Detailed Narrative
Strong Q4 Caps a Solid FY25
FY25 PAT at Rs 26,373 crores (up 6% YOY) with ROA/ROE of 1.77%/16.89%. Core operating profit grew 13% YOY to Rs 39,916 crores. Q4 specifically saw ROA of 1.88% and ROE of 17.11%. FY25 NIM at 3.98% maintained 18bps cushion over through-cycle guidance. Operating expenses grew only 6% YOY vs 30% in FY24.
Deposit Momentum Picks Up in Q4
Period-end deposits grew 7% QOQ, stronger than recent quarters. QAB deposits grew 9% YOY. SA NTB deposits up 19% YOY with balances per account up 17% YOY. Bank opened 170 branches in Q4, 500 for full year. Burgundy AUM grew 10% YOY. LCR outflow rate improved 340bps over 3 years.

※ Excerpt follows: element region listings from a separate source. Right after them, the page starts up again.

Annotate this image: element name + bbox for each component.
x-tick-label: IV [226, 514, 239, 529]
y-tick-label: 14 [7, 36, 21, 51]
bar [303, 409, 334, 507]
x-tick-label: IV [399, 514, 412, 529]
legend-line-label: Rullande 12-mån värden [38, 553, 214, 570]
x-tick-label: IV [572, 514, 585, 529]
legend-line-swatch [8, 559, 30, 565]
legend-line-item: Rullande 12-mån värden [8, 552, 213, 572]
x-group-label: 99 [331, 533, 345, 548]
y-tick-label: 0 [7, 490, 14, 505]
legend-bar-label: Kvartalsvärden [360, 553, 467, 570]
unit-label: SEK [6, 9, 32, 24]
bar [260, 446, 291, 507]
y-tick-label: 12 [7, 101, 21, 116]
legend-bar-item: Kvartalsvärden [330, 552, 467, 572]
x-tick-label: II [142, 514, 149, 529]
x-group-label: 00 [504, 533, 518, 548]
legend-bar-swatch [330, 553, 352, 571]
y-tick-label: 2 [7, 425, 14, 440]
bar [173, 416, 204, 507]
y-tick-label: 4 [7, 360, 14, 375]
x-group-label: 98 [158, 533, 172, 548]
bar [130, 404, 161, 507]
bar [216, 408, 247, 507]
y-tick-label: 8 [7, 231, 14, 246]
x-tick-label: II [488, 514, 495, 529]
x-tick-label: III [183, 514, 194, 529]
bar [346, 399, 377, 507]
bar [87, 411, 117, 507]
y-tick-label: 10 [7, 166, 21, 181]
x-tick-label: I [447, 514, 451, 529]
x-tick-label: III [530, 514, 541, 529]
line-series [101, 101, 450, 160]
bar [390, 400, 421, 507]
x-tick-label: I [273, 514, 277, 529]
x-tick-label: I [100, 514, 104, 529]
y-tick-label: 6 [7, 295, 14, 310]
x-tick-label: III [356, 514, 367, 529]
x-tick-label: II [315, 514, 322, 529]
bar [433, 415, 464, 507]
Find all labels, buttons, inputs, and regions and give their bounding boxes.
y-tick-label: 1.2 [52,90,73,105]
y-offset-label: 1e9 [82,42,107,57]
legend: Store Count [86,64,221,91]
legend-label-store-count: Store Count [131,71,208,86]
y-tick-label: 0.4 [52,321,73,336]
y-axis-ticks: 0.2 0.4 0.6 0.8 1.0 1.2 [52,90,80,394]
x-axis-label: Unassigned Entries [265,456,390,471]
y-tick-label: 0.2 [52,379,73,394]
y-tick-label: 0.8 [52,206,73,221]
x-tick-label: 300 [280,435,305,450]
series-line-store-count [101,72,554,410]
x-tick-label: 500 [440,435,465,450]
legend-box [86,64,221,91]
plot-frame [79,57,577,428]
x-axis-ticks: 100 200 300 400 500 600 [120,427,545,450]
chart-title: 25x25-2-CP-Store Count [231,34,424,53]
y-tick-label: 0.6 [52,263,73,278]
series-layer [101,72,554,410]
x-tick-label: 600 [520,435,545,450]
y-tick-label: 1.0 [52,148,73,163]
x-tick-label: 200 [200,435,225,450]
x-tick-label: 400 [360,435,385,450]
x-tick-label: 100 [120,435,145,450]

Asset Quality Improves; FY26 Classification Changes Flagged
GNPA declined to 1.28% (down 15bps YOY, 18bps QOQ). NNPA at 0.33%. Gross slippages at Rs 4,805 crores, declining 12% QOQ. Net credit cost at 0.50% in Q4. However, management flagged more stringent classification criteria for FY26 particularly around OTS accounts. Rs 801 crores NARCL SR recovery booked; Rs 537 crores interest on SRs deferred.
RAROC-Driven Growth Strategy
Loans grew 8% YOY and 3% QOQ with retail at 60%, corporate at 29%, CBG at 11%. CBG grew 14% YOY. In constrained deposit environment, bank prioritized assets with highest RAROC - LAP over home loans, for example. Retail disbursements grew 15% QOQ in Q4 from secured segments. 72% of retail book is secured.
ECL Readiness and Capital Position
CET1 at 14.67% with 93bps organic accretion in FY25. Rs 5,012 crores ECL provision buffer not counted in capital (37bps cushion). Management expects marginal ECL transition impact on net worth. Rs 11,957 crores cumulative non-NPA provisions. Board declared Rs 1/share dividend.